As for the incorrect reference to studies on CAS’s webpage,
the articles and their summaries all concluded that use of cerebral oximeters
could improve patient outcomes; they weren’t comparative. Nellcor didn’t show that the false
attribution was material to a consumer’s purchasing decisions, “given the short
amount of time the material was on the web site and the fact that articles only
generally relate to cerebral oximetry.”
As for res judicata, CAS argued that the claims were barred
because Nellcor filed and dismissed with prejudice an earlier false advertising
case. The court disagreed: the claims were based on advertising after the case
was dismissed, and thus could not have been brought earlier. Though one of the
studies at issue was around earlier, it didn’t make the disputed “accuracy”
statements (though CAS subsequently relied on it to do so).
CAS also sought summary judgment on damages for lost
profits.

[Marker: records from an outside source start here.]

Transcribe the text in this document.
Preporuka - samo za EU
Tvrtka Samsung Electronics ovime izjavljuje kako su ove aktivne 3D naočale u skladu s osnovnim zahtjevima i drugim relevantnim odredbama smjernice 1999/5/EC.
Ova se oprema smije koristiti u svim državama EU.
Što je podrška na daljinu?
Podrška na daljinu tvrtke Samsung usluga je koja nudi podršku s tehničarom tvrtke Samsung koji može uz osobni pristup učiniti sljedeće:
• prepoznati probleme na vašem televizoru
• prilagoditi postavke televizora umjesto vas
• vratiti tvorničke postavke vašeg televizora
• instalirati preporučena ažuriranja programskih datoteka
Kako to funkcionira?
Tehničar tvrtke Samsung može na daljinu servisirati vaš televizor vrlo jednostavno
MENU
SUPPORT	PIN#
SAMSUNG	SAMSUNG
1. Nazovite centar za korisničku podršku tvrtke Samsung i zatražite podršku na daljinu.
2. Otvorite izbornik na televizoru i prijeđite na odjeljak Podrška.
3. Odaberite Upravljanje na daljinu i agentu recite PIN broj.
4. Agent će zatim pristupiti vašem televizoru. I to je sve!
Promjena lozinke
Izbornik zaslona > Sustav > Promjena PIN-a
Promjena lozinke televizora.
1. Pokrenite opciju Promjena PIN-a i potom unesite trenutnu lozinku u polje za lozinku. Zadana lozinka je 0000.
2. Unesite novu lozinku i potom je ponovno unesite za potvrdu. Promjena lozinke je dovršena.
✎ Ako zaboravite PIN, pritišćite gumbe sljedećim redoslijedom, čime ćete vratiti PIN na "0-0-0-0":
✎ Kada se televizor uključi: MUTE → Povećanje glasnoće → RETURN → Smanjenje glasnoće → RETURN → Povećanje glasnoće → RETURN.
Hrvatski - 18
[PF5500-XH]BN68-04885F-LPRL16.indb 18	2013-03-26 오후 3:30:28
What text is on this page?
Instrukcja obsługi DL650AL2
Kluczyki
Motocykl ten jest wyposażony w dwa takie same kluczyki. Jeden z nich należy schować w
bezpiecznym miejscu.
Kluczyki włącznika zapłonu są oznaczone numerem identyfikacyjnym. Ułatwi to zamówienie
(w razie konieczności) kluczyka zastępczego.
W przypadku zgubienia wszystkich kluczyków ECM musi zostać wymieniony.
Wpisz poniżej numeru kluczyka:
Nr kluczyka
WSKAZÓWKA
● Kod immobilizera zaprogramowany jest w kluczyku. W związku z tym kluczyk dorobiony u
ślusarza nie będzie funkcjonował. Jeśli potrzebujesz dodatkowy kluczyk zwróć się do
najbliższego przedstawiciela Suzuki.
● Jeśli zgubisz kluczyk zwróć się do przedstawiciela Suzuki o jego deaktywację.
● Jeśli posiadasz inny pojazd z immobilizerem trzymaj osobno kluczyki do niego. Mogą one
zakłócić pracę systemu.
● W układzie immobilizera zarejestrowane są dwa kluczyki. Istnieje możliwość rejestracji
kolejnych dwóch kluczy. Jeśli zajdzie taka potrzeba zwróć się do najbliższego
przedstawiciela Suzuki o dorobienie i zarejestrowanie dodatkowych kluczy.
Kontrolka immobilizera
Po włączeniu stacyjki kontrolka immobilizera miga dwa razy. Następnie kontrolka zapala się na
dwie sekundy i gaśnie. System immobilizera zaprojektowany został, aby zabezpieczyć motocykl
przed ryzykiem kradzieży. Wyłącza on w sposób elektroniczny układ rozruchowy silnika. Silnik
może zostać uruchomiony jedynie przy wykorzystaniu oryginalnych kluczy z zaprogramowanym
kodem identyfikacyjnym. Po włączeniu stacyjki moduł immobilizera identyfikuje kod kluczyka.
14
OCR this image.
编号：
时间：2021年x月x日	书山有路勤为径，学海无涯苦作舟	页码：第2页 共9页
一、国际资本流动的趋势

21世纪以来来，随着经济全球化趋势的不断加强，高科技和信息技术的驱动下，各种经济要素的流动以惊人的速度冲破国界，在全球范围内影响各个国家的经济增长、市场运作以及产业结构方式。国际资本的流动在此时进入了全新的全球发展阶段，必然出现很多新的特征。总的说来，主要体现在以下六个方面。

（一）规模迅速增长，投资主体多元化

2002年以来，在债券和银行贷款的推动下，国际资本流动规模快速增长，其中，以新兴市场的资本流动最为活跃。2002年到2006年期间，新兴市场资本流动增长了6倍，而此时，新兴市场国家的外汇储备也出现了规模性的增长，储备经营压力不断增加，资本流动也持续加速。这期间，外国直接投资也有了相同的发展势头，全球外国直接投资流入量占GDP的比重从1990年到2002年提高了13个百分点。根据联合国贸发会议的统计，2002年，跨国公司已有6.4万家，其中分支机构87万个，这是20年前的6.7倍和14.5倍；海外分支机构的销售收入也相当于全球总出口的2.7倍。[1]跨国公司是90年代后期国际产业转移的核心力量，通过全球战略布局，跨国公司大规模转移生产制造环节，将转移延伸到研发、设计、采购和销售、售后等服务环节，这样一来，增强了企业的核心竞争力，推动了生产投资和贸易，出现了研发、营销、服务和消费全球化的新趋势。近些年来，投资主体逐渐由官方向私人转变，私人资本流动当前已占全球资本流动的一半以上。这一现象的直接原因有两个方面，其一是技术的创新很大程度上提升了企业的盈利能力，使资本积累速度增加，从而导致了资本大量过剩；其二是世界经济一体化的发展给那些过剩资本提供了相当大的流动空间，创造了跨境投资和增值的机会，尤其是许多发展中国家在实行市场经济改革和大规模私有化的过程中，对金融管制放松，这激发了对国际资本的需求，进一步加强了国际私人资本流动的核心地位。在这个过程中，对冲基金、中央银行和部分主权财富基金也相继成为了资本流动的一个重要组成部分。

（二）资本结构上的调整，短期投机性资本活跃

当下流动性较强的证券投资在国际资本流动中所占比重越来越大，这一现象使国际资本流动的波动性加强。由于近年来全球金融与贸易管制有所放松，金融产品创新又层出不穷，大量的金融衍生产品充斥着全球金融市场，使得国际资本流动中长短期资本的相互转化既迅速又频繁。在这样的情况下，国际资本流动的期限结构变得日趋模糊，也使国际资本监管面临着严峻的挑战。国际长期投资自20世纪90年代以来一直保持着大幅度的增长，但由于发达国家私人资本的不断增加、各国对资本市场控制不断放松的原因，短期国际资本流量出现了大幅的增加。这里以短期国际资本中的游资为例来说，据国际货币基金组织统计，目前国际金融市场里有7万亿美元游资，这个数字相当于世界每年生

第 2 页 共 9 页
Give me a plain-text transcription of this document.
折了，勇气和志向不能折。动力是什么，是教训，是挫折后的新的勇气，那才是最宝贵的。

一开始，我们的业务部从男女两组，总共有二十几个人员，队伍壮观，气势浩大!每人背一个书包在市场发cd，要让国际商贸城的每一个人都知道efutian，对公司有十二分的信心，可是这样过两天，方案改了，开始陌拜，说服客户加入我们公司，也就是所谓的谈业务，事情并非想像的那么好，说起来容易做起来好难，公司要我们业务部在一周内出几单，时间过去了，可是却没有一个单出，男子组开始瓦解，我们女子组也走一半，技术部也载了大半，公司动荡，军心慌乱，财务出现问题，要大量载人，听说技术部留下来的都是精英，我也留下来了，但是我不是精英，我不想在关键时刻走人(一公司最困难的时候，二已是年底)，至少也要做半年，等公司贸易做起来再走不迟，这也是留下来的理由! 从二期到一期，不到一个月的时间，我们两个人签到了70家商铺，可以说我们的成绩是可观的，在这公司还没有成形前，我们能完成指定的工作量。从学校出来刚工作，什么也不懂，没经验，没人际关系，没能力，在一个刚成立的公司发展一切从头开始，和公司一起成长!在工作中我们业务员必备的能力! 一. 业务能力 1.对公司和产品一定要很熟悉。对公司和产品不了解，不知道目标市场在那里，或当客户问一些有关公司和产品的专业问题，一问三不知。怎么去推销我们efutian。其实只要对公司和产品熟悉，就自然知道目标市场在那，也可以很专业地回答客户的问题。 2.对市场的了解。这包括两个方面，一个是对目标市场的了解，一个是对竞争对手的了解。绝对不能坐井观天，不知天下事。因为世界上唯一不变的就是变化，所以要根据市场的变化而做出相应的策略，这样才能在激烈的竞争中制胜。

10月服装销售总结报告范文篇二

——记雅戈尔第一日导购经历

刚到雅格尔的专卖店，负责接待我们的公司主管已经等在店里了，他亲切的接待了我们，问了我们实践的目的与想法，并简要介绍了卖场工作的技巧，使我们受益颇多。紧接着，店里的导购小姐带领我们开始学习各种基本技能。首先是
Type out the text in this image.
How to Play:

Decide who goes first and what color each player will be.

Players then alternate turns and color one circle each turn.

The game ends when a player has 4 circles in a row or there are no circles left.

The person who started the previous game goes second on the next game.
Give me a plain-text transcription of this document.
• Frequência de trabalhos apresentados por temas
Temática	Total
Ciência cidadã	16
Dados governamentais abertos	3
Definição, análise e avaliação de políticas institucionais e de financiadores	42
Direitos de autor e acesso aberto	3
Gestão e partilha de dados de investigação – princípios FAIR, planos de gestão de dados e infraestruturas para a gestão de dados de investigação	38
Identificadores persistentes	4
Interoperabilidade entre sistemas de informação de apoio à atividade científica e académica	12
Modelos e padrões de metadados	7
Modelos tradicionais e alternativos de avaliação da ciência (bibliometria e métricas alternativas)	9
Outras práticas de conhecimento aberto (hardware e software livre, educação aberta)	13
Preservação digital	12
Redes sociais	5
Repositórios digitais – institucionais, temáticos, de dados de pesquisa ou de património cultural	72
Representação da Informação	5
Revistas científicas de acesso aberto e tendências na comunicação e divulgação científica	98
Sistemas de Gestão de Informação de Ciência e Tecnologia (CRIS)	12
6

CAS argued that its purchasers
were sophisticated buyers who didn’t rely on marketing or advertising, but
rather on their own evaluations in the field.
(Then why advertise?) Taking the
evidence in the light most favorable to Nellcor, Nellcor submitted sufficient
circumstantial evidence of lost sales: it went from 100% of the market down to
80-85%, with 10-15% now CAS’s (and another company at 2-5%). Nellcor’s evidence
was that CAS’s marketing strategy was to gain market share and get doctors’ and
hospitals’ attention by making comparative accuracy claims as the key selling
point.
Nellcor also sought corrective advertising damages. CAS
argued that Nellcor should already have engaged in corrective advertising,
because a plaintiff seeking such damages must timely counteradvertise unless
financially incapable of doing so. The
Sixth Circuit hasn’t addressed the issue, but the Ninth Circuit hasn’t required
counteradvertising around the time of the false advertising. The Sixth Circuit has allowed separate
recovery of counteradvertising expenses as reasonable business responses to
false advertising. Here, the court
denied summary judgment. If successful,
“Nellcor is entitled to recover the amount of money necessary to engage in a
corrective advertising campaign to correct for any damage to Nellcor’s goodwill
proved to be caused by CAS’s false advertising.”